Rather than train large language models like ChatGPT, Sherman Associates said in its filing with the city that the data center would likely qualify as an edge computing or colocation facility that provides low-latency connectivity for a range of business or consumer applications. Such facilities are much smaller than AI-focused “hyperscale” data centers, which the filing said typically have upwards of 100 megawatts of power capacity and resemble large industrial plants.
Downtown already has at least one “colo” hub: Cologix’s 45,000 square-foot 511 Building near U.S. Bank Stadium. Speaking to Downtown Voices, Chris Sherman ticked off several other existing or in-development data centers in the area, including one used exclusively by the Federal Reserve Bank of Minneapolis and another in expansion mode at Sleep Number’s headquarters at 10th Street and Third Ave. S.
Sherman said that while a single user could materialize, the former Wells Fargo facility will probably serve multiple customers. Whatever shape the final configuration takes, he expects it to be a boon for downtown.
“There’s significant demand being driven by consumers and companies that are demanding fast access to data,” he said. “Proximity to well-located data centers is critical for driving the consumer experience that [the city] is looking for to attract residents and small and large businesses,” Sherman said.
The plan is for the expanded data center to be a good neighbor.
With adequate and reliable electrical service to the building, the generators will rarely run, and their position well below-ground means they’ll be effectively noiseless when they do. They’ll vent well above street level, according to Sherman Associates’ filing.
The servers, meanwhile, will generate enough heat to keep the building toasty during the winter. They could even be in a position to sell excess heat into the district hot-water loop that heats dozens of downtown buildings, Sherman Associates said in its filing.
Speaking to Downtown Voices, Chris Sherman said engineering the data center to feed heat back into the district loop would be challenging, but feasible, and “meet material sustainability objectives” for the facility while creating a valuable case study for other urban data centers looking to do the same.
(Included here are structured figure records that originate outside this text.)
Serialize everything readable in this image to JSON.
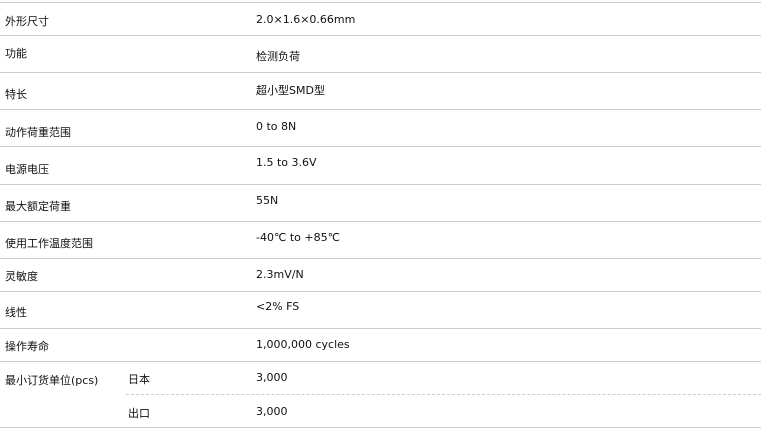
{
  "specs": [
    {
      "label": "外形尺寸",
      "value": "2.0×1.6×0.66mm"
    },
    {
      "label": "功能",
      "value": "检测负荷"
    },
    {
      "label": "特长",
      "value": "超小型SMD型"
    },
    {
      "label": "动作荷重范围",
      "value": "0 to 8N"
    },
    {
      "label": "电源电压",
      "value": "1.5 to 3.6V"
    },
    {
      "label": "最大额定荷重",
      "value": "55N"
    },
    {
      "label": "使用工作温度范围",
      "value": "-40℃ to +85℃"
    },
    {
      "label": "灵敏度",
      "value": "2.3mV/N"
    },
    {
      "label": "线性",
      "value": "<2% FS"
    },
    {
      "label": "操作寿命",
      "value": "1,000,000 cycles"
    }
  ],
  "moq": {
    "label": "最小订货单位(pcs)",
    "rows": [
      {
        "region": "日本",
        "value": "3,000"
      },
      {
        "region": "出口",
        "value": "3,000"
      }
    ]
  }
}
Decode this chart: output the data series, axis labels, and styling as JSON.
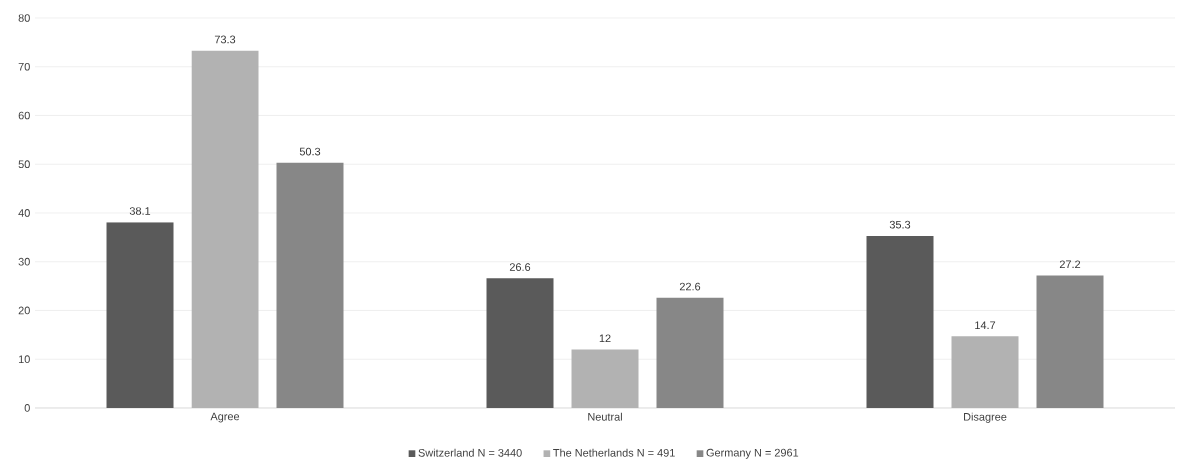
{
  "chart_data": {
    "type": "bar",
    "categories": [
      "Agree",
      "Neutral",
      "Disagree"
    ],
    "series": [
      {
        "name": "Switzerland N = 3440",
        "color": "#5a5a5a",
        "values": [
          38.1,
          26.6,
          35.3
        ]
      },
      {
        "name": "The Netherlands N = 491",
        "color": "#b2b2b2",
        "values": [
          73.3,
          12,
          14.7
        ]
      },
      {
        "name": "Germany N = 2961",
        "color": "#878787",
        "values": [
          50.3,
          22.6,
          27.2
        ]
      }
    ],
    "ylim": [
      0,
      80
    ],
    "yticks": [
      0,
      10,
      20,
      30,
      40,
      50,
      60,
      70,
      80
    ],
    "grid": "y",
    "legend": "bottom",
    "data_labels": true
  }
}
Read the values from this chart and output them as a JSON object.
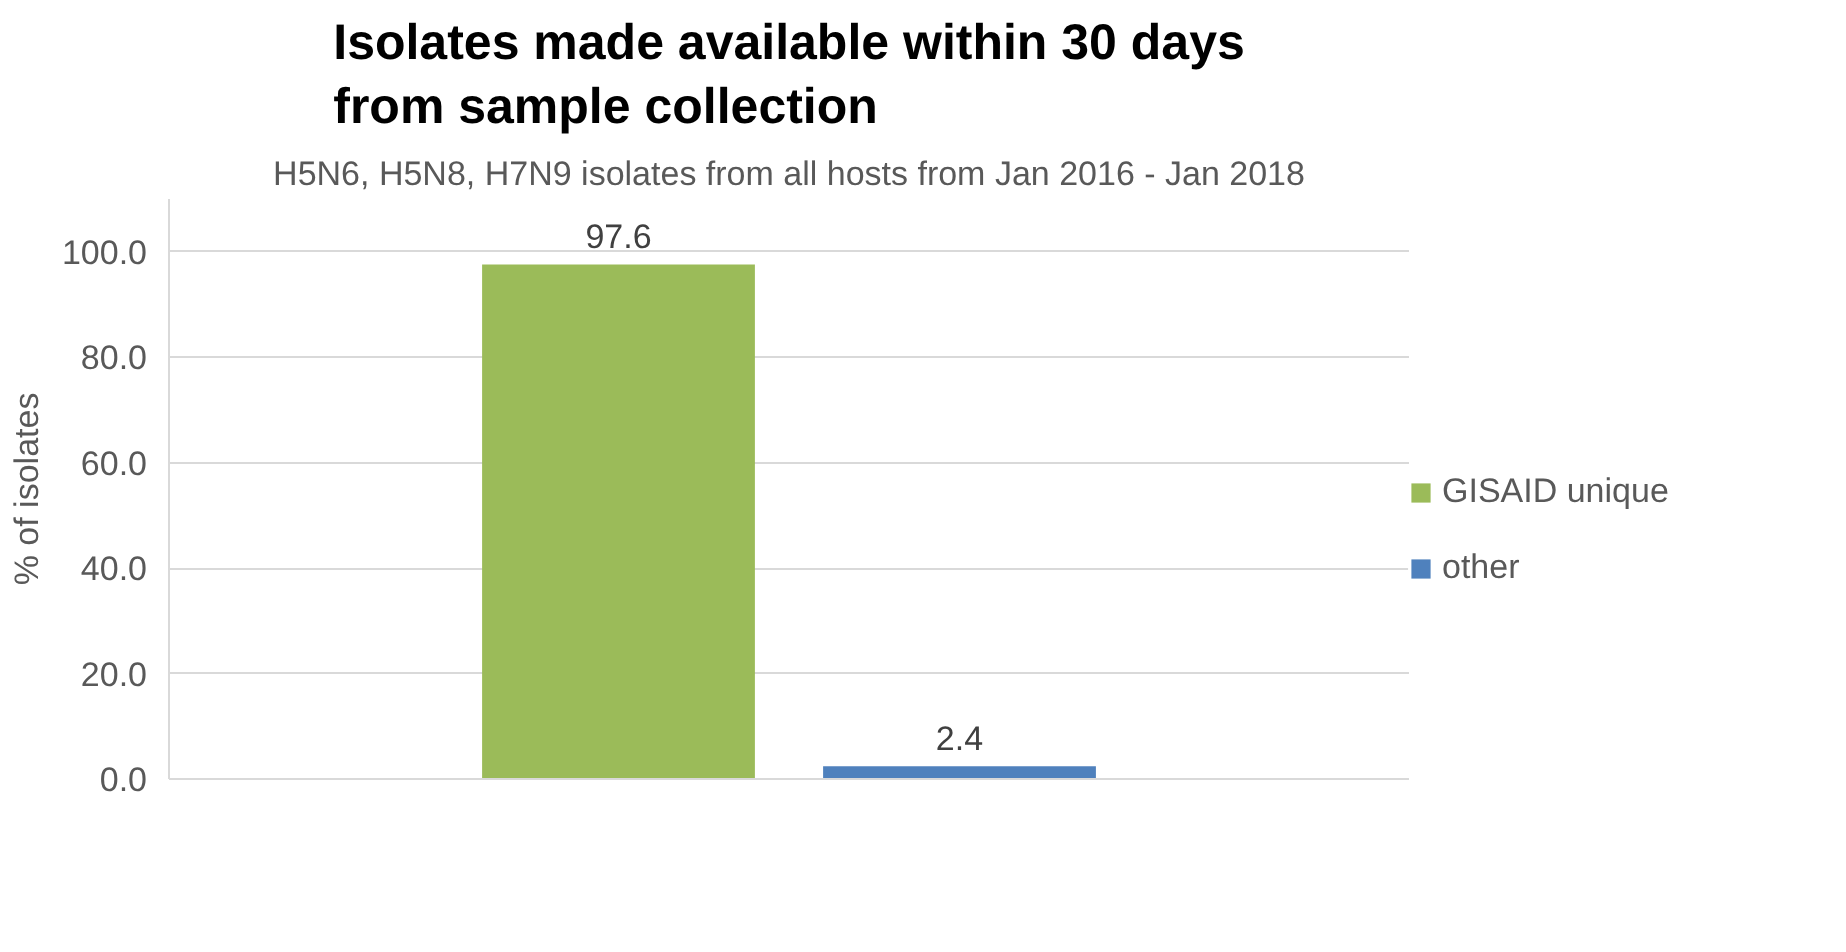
{
  "chart_data": {
    "type": "bar",
    "title": "Isolates made available within 30 days\nfrom sample collection",
    "subtitle": "H5N6, H5N8, H7N9 isolates from all hosts from Jan 2016 - Jan 2018",
    "ylabel": "% of isolates",
    "categories": [
      null
    ],
    "series": [
      {
        "name": "GISAID unique",
        "color": "#9bbb59",
        "values": [
          97.6
        ]
      },
      {
        "name": "other",
        "color": "#4f81bd",
        "values": [
          2.4
        ]
      }
    ],
    "ylim": [
      0,
      110
    ],
    "yticks": [
      {
        "value": 0,
        "label": "0.0"
      },
      {
        "value": 20,
        "label": "20.0"
      },
      {
        "value": 40,
        "label": "40.0"
      },
      {
        "value": 60,
        "label": "60.0"
      },
      {
        "value": 80,
        "label": "80.0"
      },
      {
        "value": 100,
        "label": "100.0"
      }
    ],
    "grid": "y",
    "legend": "right",
    "data_labels": true,
    "tick_labels": "y"
  }
}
“We are having very active conversations with [system operator] Cordia on that,” he said. “The hope is that, over the next two to three months, we can firm up whether we can facilitate a high-impact outcome.”
Finally, and perhaps most impactful from the perspective of city leaders and taxpayers, is the project’s long-term budget impact. Unlike the Harmonia proposal, Sherman said the office and data center project won’t require public subsidy to pencil out — and, when fully utilized, would cut downtown’s 7 million square-foot inventory of vacant commercial space by around 8%.
“Now is the time to lean into reoccupying our vacant space downtown,” Sherman said.